The distal femurs of the mice were fixed in 10% neutral buffered formalin for 2 days. A µ-CT imaging system (SkyScan 1276, Bruker, Kontich, Belgium) was used for tissue scanning. The original images of the femur were reconstructed and analyzed using SkyScan NRecon and CTAn software, respectively. The volume of interest started at 80 µm below the lower end of the growth plate and extended 1.2 mm in height proximally. Trabecular morphometric parameters including BMD, BV/TV, Tb.N, Tb.Sp, and Tb.Th were calculated.

3.11. Histological Analysis

The tissues were fixed in 10% neutral buffered formalin for 48 h at 25°C. After dehydration using a series of ethanol dilutions (70–100%), the tissues were embedded in paraffin and sectioned into a 5 µm thick block. RDO Gold (RDO, Aurora, IL, USA) was used to decalcify bone tissue for 1 week between fixation and dehydration. Tissue sections were stained with hematoxylin and eosin. Lipid droplet areas in representative images were obtained under a light microscope and analyzed using Image J software (National Institutes of Health, Bethesda, MD, USA).

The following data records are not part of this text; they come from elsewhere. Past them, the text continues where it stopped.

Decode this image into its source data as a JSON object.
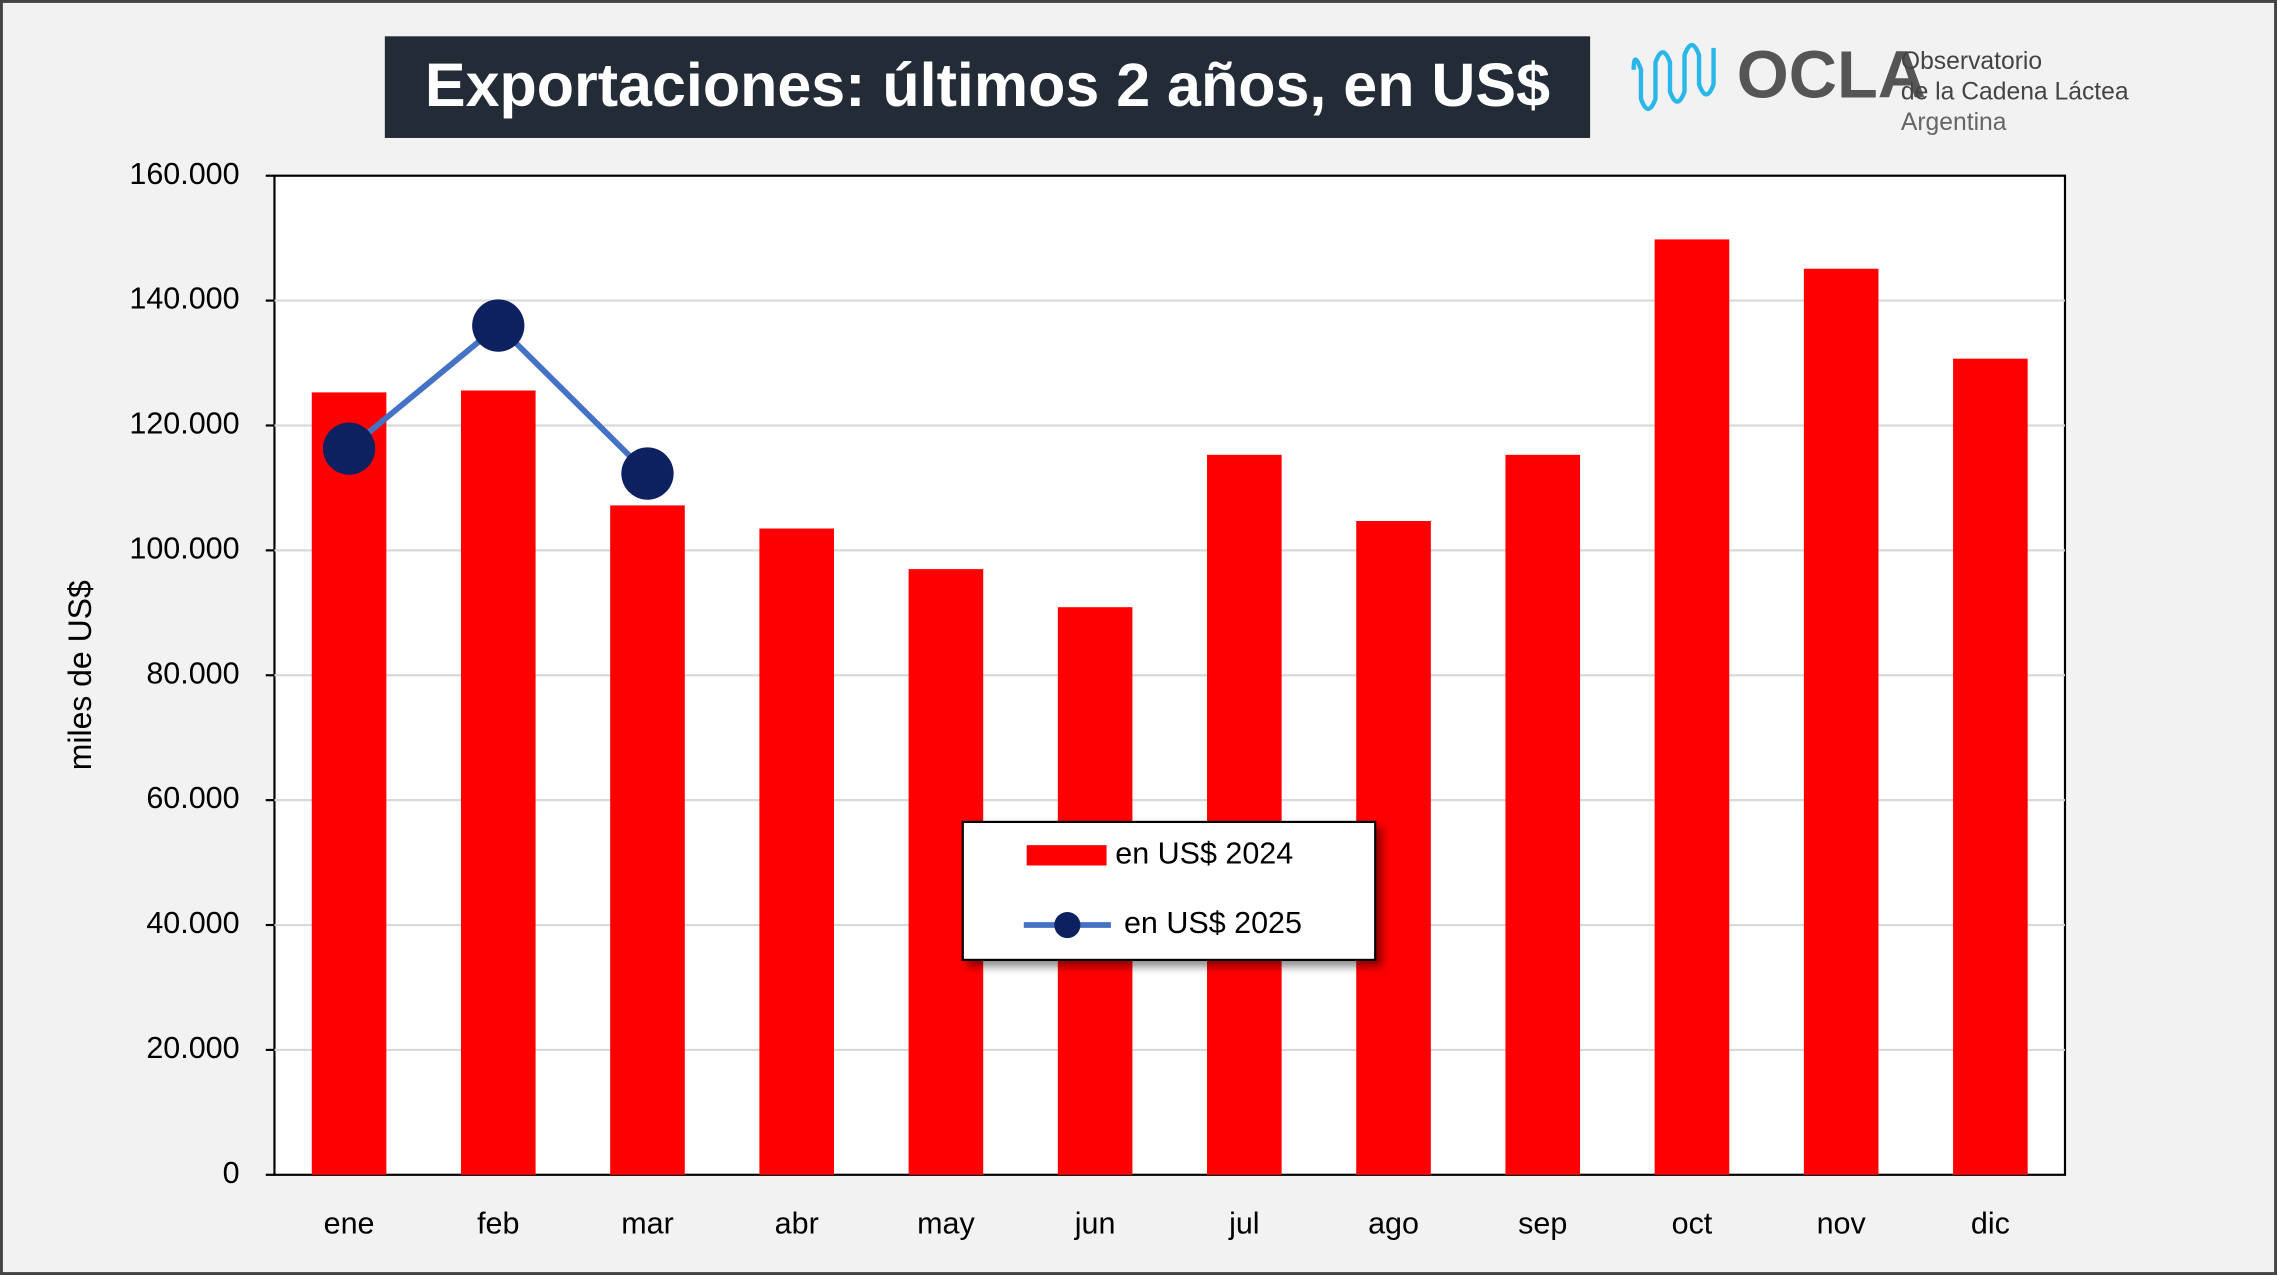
{
  "chart_data": {
    "type": "bar",
    "title": "Exportaciones: últimos 2 años, en US$",
    "y_label": "miles de US$",
    "logo": {
      "name": "OCLA",
      "line1": "Observatorio",
      "line2": "de la Cadena Láctea",
      "line3": "Argentina"
    },
    "categories": [
      "ene",
      "feb",
      "mar",
      "abr",
      "may",
      "jun",
      "jul",
      "ago",
      "sep",
      "oct",
      "nov",
      "dic"
    ],
    "series": [
      {
        "name": "en US$ 2024",
        "type": "bar",
        "color": "#ff0000",
        "values": [
          125300,
          125600,
          107200,
          103500,
          97000,
          90900,
          115300,
          104700,
          115300,
          149800,
          145100,
          130700
        ]
      },
      {
        "name": "en US$ 2025",
        "type": "line",
        "color": "#4472c4",
        "marker_color": "#0d2060",
        "values": [
          116300,
          136000,
          112300,
          null,
          null,
          null,
          null,
          null,
          null,
          null,
          null,
          null
        ]
      }
    ],
    "ylim": [
      0,
      160000
    ],
    "yticks": [
      0,
      {
        "value": 20000,
        "label": "20.000"
      },
      {
        "value": 40000,
        "label": "40.000"
      },
      {
        "value": 60000,
        "label": "60.000"
      },
      {
        "value": 80000,
        "label": "80.000"
      },
      {
        "value": 100000,
        "label": "100.000"
      },
      {
        "value": 120000,
        "label": "120.000"
      },
      {
        "value": 140000,
        "label": "140.000"
      },
      {
        "value": 160000,
        "label": "160.000"
      }
    ],
    "grid": true
  }
}
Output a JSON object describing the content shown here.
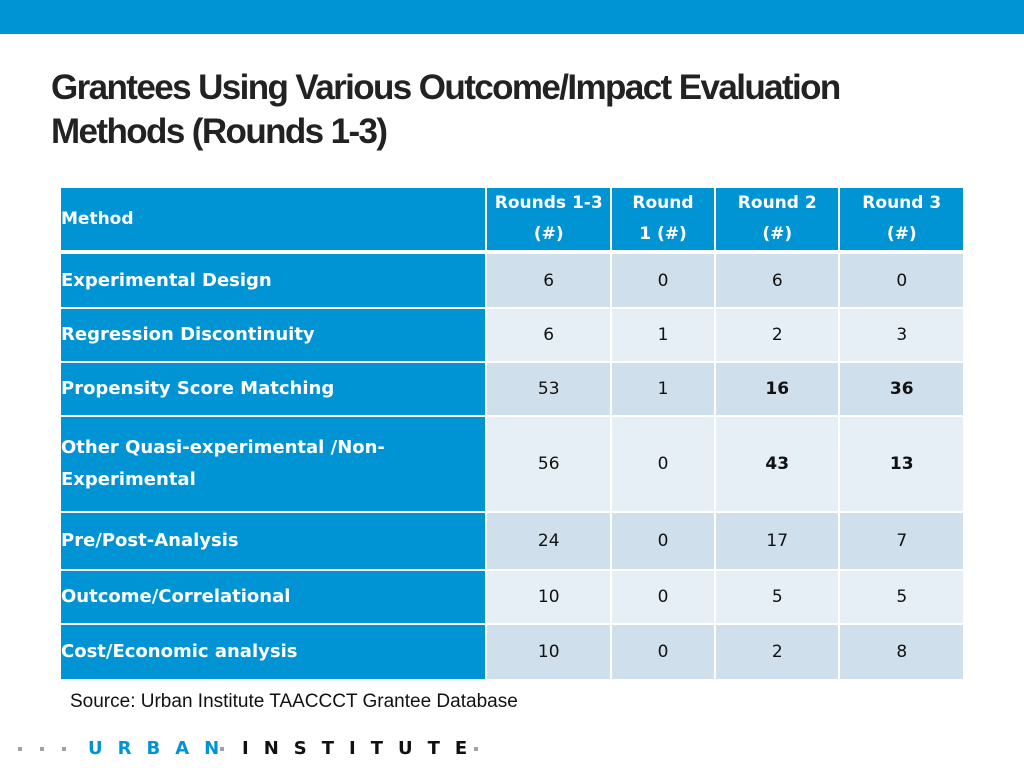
{
  "title": {
    "line1": "Grantees Using Various Outcome/Impact Evaluation",
    "line2": "Methods (Rounds 1-3)"
  },
  "table": {
    "headers": {
      "method": "Method",
      "rounds_1_3": [
        "Rounds 1-3",
        "(#)"
      ],
      "round_1": [
        "Round",
        "1 (#)"
      ],
      "round_2": [
        "Round 2",
        "(#)"
      ],
      "round_3": [
        "Round 3",
        "(#)"
      ]
    },
    "rows": [
      {
        "method": [
          "Experimental Design"
        ],
        "values": [
          "6",
          "0",
          "6",
          "0"
        ]
      },
      {
        "method": [
          "Regression Discontinuity"
        ],
        "values": [
          "6",
          "1",
          "2",
          "3"
        ]
      },
      {
        "method": [
          "Propensity Score Matching"
        ],
        "values": [
          "53",
          "1",
          "16",
          "36"
        ]
      },
      {
        "method": [
          "Other Quasi-experimental /Non-",
          "Experimental"
        ],
        "values": [
          "56",
          "0",
          "43",
          "13"
        ]
      },
      {
        "method": [
          "Pre/Post-Analysis"
        ],
        "values": [
          "24",
          "0",
          "17",
          "7"
        ]
      },
      {
        "method": [
          "Outcome/Correlational"
        ],
        "values": [
          "10",
          "0",
          "5",
          "5"
        ]
      },
      {
        "method": [
          "Cost/Economic analysis"
        ],
        "values": [
          "10",
          "0",
          "2",
          "8"
        ]
      }
    ]
  },
  "source": "Source: Urban Institute TAACCCT Grantee Database",
  "footer": {
    "logo_urban": "URBAN",
    "logo_institute": "INSTITUTE"
  },
  "colors": {
    "accent_blue": "#0094d4",
    "cell_band_dark": "#cfe0ec",
    "cell_band_light": "#e7eff6"
  }
}
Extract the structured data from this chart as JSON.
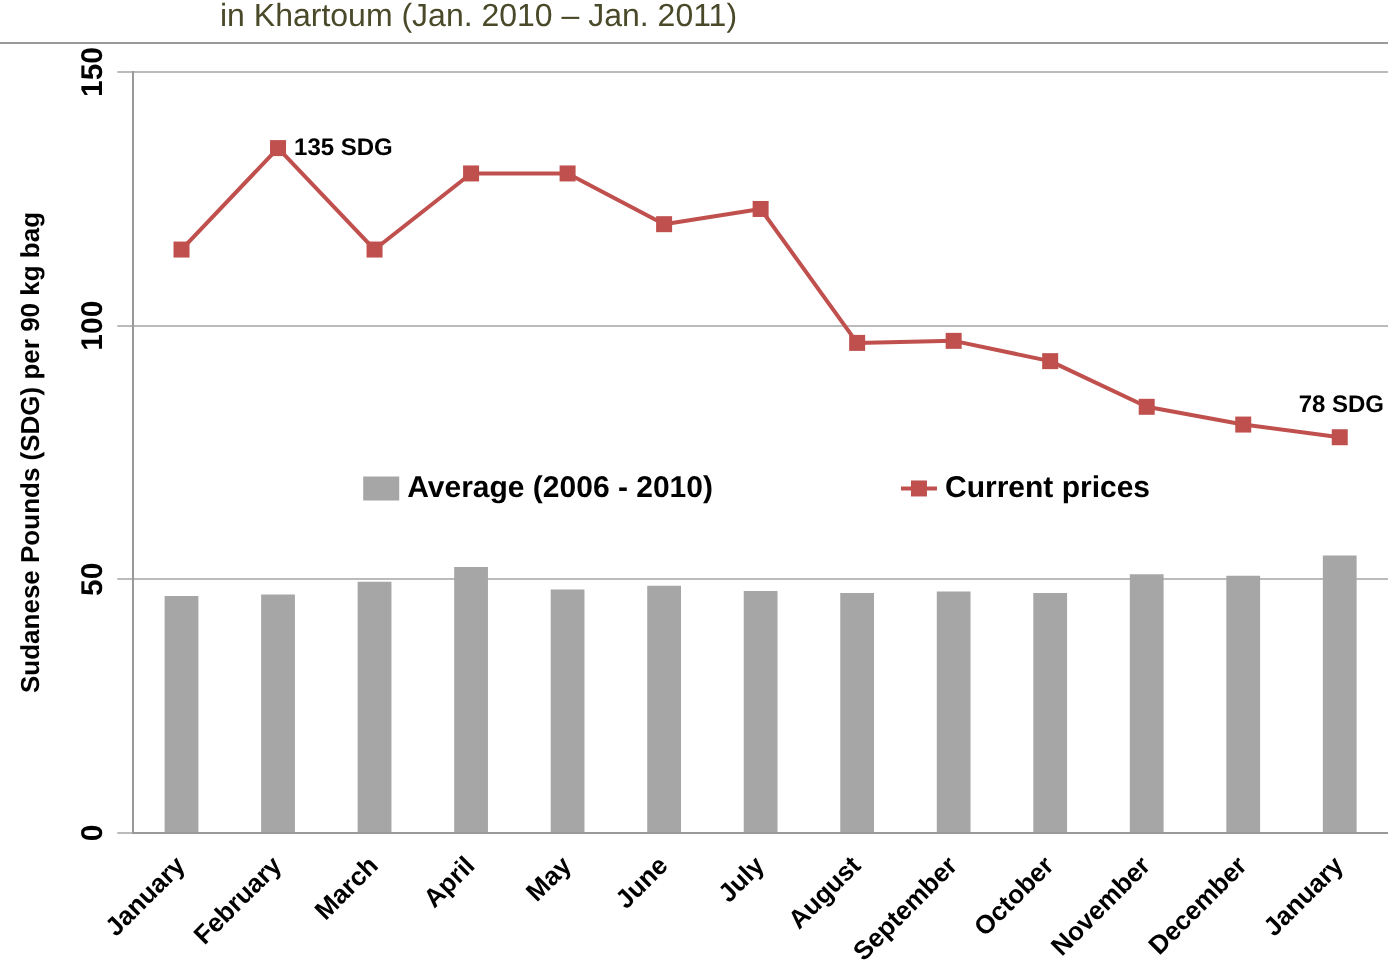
{
  "chart_data": {
    "type": "bar",
    "title": "in Khartoum (Jan. 2010 – Jan. 2011)",
    "ylabel": "Sudanese Pounds (SDG) per 90 kg bag",
    "categories": [
      "January",
      "February",
      "March",
      "April",
      "May",
      "June",
      "July",
      "August",
      "September",
      "October",
      "November",
      "December",
      "January"
    ],
    "series": [
      {
        "name": "Average (2006 - 2010)",
        "color": "#a6a6a6",
        "values": [
          46.7,
          47,
          49.5,
          52.4,
          48,
          48.7,
          47.7,
          47.3,
          47.6,
          47.3,
          51,
          50.7,
          54.7
        ]
      },
      {
        "name": "Current prices",
        "type": "line",
        "color": "#c0504d",
        "marker": "square",
        "values": [
          115,
          135,
          115,
          130,
          130,
          120,
          123,
          96.6,
          97,
          93,
          84,
          80.5,
          78
        ]
      }
    ],
    "ylim": [
      0,
      150
    ],
    "yticks": [
      0,
      50,
      100,
      150
    ],
    "grid": "y",
    "legend": "center",
    "annotations": [
      {
        "text": "135 SDG",
        "x": "February",
        "y": 135
      },
      "78 SDG"
    ]
  }
}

3.12. UHPLC-MS/MS Analysis

A Dionex UltiMate 3000 HPLC system assembled with a Thermo Q-Exactive mass spectrometer was used to analyze the WEFT. An Acquity BEH C18 column (100 × 2.1 mm, 1.7 µm) was used for stationary phase chromatography separation. A gradient mixture of 0.1% formic acid in water (A) and acetonitrile (B) was used for the mobile phase, with a flow rate of 0.25 mL/min. The gradient setting was 3% B for 0–1 min, 3–15% B for 1–2 min, 15–50% B for 2–13 min, 50–100% B for 13–20 min, 100% B for 20–23 min, and 3% B for 23.5–27.5 min. The Q-Exactive mass spectrometer equipped with a heated electrospray ionization source was operated in the positive and negative ionization switching modes, according to a previous study [36]. Data acquisition and analysis were performed using Xcalibur v.3.0 and Tracefinder v.3.2 software (Thermo Fisher Scientific, Waltham, MA, USA). The phytochemicals in WEFT were identified by comparing the retention time and mass spectral pattern of reference standards or according to a previous report [35].

3.13. Statistical Analysis

In Vitro data are represented as mean and standard deviation, and in vivo data are presented as the mean and standard error of the mean. Group comparisons were performed using a one-way or two-way analysis of variance (ANOVA). Post-hoc analysis was performed with Dunnett’s or Bonferroni’s post hoc test. Statistical significance was set at p < 0.05.

4. Conclusions

This study is the first to show the potential pharmacological effects of WEFT on menopausal bone health. WEFT inhibited osteoclast differentiation by suppressing RANK signaling and NFATc1 induction in osteoclast precursor cells. In the OVX mouse model, WEFT prevented estrogen deficiency-induced bone loss and weight gain without promoting uterine hypertrophy. Additionally, we identified seven alkaloids in the phytochemical profiling of WEFT that might contribute to the anti-osteoclastogenic or anti-osteoporotic properties of WEFT. Altogether, these results suggest that WEFT is a promising herbal candidate that can be applied to prevent or treat postmenopausal osteoporosis.